Показалось, что откажет, но нет, кивнула этак величественно:
- Вам ни в чем отказу быть не может.
И зарделась так, что румянец стал виден и под толстым слоем пудры. Мишанька открыл было рот, но сказать ничего не успел, потому как был схвачен папенькой под руку и так схвачен…

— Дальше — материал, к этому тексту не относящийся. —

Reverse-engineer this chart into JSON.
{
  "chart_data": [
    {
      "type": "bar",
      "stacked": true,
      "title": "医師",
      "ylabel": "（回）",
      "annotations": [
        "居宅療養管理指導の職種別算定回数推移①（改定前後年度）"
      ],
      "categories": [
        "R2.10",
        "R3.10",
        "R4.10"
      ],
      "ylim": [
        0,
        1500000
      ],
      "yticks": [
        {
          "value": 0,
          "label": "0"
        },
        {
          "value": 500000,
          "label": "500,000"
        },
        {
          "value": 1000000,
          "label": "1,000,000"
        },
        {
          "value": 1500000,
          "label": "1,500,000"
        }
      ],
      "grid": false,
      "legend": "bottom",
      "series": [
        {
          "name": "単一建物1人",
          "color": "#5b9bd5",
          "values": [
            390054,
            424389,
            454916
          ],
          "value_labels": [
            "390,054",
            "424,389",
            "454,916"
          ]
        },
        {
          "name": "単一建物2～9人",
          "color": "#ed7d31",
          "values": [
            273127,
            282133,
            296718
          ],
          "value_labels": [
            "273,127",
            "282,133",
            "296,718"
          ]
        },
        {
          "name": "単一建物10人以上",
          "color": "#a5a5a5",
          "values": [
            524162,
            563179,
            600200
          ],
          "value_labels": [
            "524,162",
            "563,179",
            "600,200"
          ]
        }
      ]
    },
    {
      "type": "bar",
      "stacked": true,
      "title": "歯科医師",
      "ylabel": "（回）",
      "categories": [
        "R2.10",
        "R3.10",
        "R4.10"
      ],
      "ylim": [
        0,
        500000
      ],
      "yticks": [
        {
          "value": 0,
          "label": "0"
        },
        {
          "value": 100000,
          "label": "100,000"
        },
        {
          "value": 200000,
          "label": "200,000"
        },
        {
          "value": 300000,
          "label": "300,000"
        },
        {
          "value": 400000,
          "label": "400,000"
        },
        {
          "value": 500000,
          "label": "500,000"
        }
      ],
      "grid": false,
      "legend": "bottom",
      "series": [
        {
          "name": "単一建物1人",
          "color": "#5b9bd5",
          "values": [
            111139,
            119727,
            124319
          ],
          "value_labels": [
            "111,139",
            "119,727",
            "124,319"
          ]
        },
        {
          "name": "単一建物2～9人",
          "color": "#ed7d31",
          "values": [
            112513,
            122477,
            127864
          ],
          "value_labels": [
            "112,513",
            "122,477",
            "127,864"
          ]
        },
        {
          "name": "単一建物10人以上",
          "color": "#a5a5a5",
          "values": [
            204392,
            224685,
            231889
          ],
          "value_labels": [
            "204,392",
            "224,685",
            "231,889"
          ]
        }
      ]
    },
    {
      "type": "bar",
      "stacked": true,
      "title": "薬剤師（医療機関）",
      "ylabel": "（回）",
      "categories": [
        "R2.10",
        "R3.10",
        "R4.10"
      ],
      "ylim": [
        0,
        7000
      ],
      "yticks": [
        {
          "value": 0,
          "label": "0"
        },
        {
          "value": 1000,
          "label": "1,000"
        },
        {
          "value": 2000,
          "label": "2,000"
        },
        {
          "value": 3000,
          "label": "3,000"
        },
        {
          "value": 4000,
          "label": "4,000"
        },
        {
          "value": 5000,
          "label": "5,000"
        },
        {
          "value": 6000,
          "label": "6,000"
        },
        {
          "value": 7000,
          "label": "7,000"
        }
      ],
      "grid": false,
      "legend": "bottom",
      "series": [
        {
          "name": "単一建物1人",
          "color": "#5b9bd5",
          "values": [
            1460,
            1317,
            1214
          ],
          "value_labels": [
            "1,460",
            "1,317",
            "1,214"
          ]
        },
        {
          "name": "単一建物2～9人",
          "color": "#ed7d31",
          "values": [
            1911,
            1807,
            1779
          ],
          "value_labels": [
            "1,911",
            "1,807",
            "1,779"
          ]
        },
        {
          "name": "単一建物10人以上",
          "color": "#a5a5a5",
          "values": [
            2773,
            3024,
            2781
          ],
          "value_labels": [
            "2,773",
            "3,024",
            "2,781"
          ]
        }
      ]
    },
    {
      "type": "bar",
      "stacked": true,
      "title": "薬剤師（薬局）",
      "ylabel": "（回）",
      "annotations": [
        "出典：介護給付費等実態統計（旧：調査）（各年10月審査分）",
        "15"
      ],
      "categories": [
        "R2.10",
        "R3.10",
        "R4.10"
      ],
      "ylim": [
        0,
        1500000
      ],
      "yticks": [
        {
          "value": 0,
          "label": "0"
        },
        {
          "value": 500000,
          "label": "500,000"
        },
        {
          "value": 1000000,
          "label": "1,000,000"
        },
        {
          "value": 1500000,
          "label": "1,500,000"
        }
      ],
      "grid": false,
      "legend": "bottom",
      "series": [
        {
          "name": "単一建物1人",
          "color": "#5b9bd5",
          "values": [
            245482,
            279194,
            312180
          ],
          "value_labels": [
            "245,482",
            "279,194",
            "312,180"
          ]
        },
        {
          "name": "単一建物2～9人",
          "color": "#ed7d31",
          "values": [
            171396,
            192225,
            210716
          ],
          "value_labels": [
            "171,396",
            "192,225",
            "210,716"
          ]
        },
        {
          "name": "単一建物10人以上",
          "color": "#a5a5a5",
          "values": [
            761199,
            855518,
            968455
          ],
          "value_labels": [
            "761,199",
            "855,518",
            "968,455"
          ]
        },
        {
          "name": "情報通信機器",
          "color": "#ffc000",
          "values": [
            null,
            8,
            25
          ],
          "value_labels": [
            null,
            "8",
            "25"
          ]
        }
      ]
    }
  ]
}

- Что? – спросил Мишанька, когда боярыня осталась за розовым кустом. Далеко-то она не уйдет, но подслушивать, быть может, не станет.
Или станет?
Папенька не изволил ответить, но лишь сопел угрожающе.
- Я, между прочим, не напрашивался! Я вообще не знаю, как оно получилось! Я случайно!
- Ты все случайно, - прогудел батюшка и вздохнул этак тяжко, обреченно.
И Мишанька тоже вздохнул и тоже тяжко, может, не столь обреченно, но все-таки.
- Ты ведь меня заберешь? – получилось как-то жалобно.
- Куда?
- Домой…
Папенька покосился.
- Или к ведьмам… я к ним даже почти привык, - признался он и понял, что правду сказал. – Учусь вот… выучусь.
- Выучишься… - папенька произнес это престранным тоном, от которого Мишаньке совсем не по себе сделалось.
- Ведьмой стану… собой обернусь. Или просто ведьмой стану.
Он шмыгнул носом, вдруг осознав, что на глаза навернулись слезы. Этак и расплакаться недолго! А он в жизни не плакал, даже в те редкие моменты, когда папенька снисходил до розги и воспитания, все одно не плакал. Мишанька часто-часто заморгал.
Плакать хотелось.
Неимоверно.
И еще пирожка, но непременно с пареною облепихой. И он понять не мог, как два этих желания могли существовать одновременно, еще и пятка чесалась.
- Это же все… оно же не всерьез! Я же ж… если кто узнает, что я…
- Знают все, кому надобно, - князь Гурцеев присел на махонькую лавочку, которая под весом его немалым едва слышно затрещала. Он же, поерзавши, проворчал. – Поставят тут всякого непотребства, нормальному человеку не влезти.
Мишанька промолчал, ожидая, пока папенька с мыслью соберется. А говорить он явно собирался и судя по тому, что до сих пор собраться не способен был, разговор предстоял непростой. И Мишанька догадывался, о чем он будет.
- Забрать я тебя не могу при всем желании, - промолвил, наконец, князь Гурцеев, ладонью пот со лба отирая. – Неможно.
- Почему!
- Богиня благословила, стало быть обязанный быть… обязанная, - поправился он.